Lisa’s advice for families who’d like to let a long-distance relative know it’s OK not to visit: “Have a third party, like a husband or friend, talk to her behind the scenes.” Brenda, who sent money to cover medical and travel expenses during treatment, did come once active treatment was over; she also counsels other long-distance moms through the nonprofit group Mothers Supporting Daughters with Breast Cancer.

But who supports the long-distance caregiver? All caregiving is stressful, whether up close or from afar, and all caregivers need to factor in down time. When Diane Schwartz-Williams would make the drive from her home to see Carolynn, she’d put her job out of mind, keep the radio off, and just soak up the silence.

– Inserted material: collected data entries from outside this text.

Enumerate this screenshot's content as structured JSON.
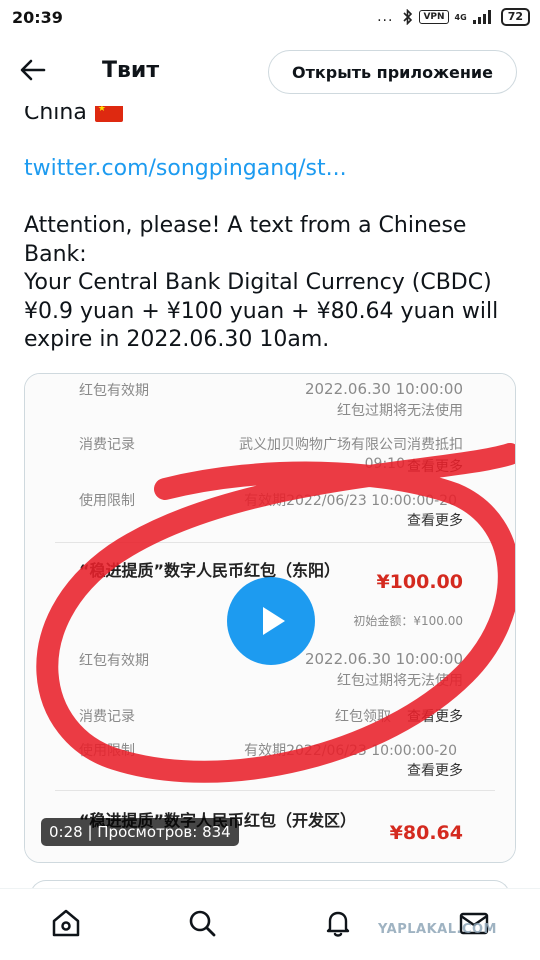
{
  "status_bar": {
    "time": "20:39",
    "dots": "...",
    "vpn": "VPN",
    "network": "4G",
    "battery": "72"
  },
  "header": {
    "title": "Твит",
    "open_app_label": "Открыть приложение"
  },
  "tweet": {
    "country": "China",
    "link": "twitter.com/songpinganq/st...",
    "text_lines": [
      "Attention, please! A text from a Chinese",
      "Bank:",
      "Your Central Bank Digital Currency (CBDC)",
      "¥0.9 yuan + ¥100 yuan + ¥80.64 yuan will",
      "expire in 2022.06.30 10am."
    ]
  },
  "media": {
    "screenshot_text": {
      "top_validity_label": "红包有效期",
      "top_validity_date": "2022.06.30 10:00:00",
      "top_expiry_note": "红包过期将无法使用",
      "top_record_label": "消费记录",
      "top_record_value": "武义加贝购物广场有限公司消费抵扣",
      "top_record_time": "09:10",
      "view_more": "查看更多",
      "top_limit_label": "使用限制",
      "top_limit_value": "有效期2022/06/23 10:00:00-20",
      "item_title": "“稳进提质”数字人民币红包（东阳）",
      "item_amount": "¥100.00",
      "initial_amount": "初始金额：¥100.00",
      "mid_validity_label": "红包有效期",
      "mid_validity_date": "2022.06.30 10:00:00",
      "mid_expiry_note": "红包过期将无法使用",
      "mid_record_label": "消费记录",
      "mid_record_value": "红包领取",
      "mid_limit_label": "使用限制",
      "mid_limit_value": "有效期2022/06/23 10:00:00-20",
      "next_item_title": "“稳进提质”数字人民币红包（开发区）",
      "next_item_amount": "¥80.64"
    },
    "video_stats": "0:28 | Просмотров: 834"
  },
  "watermark": "YAPLAKAL.COM",
  "colors": {
    "accent": "#1d9bf0",
    "text": "#0f1419",
    "circle_red": "#e8202a",
    "amount_red": "#d42a1f"
  },
  "icons": [
    "back-arrow-icon",
    "play-icon",
    "home-icon",
    "search-icon",
    "bell-icon",
    "mail-icon"
  ]
}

Even the patient can provide support, sometimes in the most unlikely of circumstances. A few weeks after her sister died in 1999, Diane sat on her front porch. She was furious at Carolynn. In her head, she unleashed a mighty yell: “Why did you have to die?” And she made a demand: “If you’re out there in that breeze somewhere, I want a bird to sit down and land right beside me now.” Within four seconds, a whiskey jack alighted next to Diane.

“It made me feel better,” says Diane. Maybe it was a coincidence—or maybe it was a heavenly example of long-distance caregiving.   

Like any caregiver, a faraway family member needs to remember that paying attention to all of the patient’s requests is the top item on the job description. But listening from a distance—or during infrequent visits—is a daunting art, as millions of Americans are learning. More than five million U.S. residents are long-distance caregivers, according to data collected by the National Alliance for Caregiving and AARP, a number that’s expected to increase significantly in the next 15 years because of the aging (and footloose) population. And while technology can help, it’s not a cure-all.

First, a definition of terms is in order. For the purposes of this article, caregiver refers to any close family member who makes an ongoing effort to help. As for long-distance, that’s subjective, especially in an era when an hour-plus commute to work each way is fairly common. Yet when Donna Wagner, PhD, director of gerontology at Maryland’s Towson University, asks focus groups the amount of distance that separates in-town from long-distance caregivers, they always say it’s an hour—just far enough to make a pop-in visit unlikely.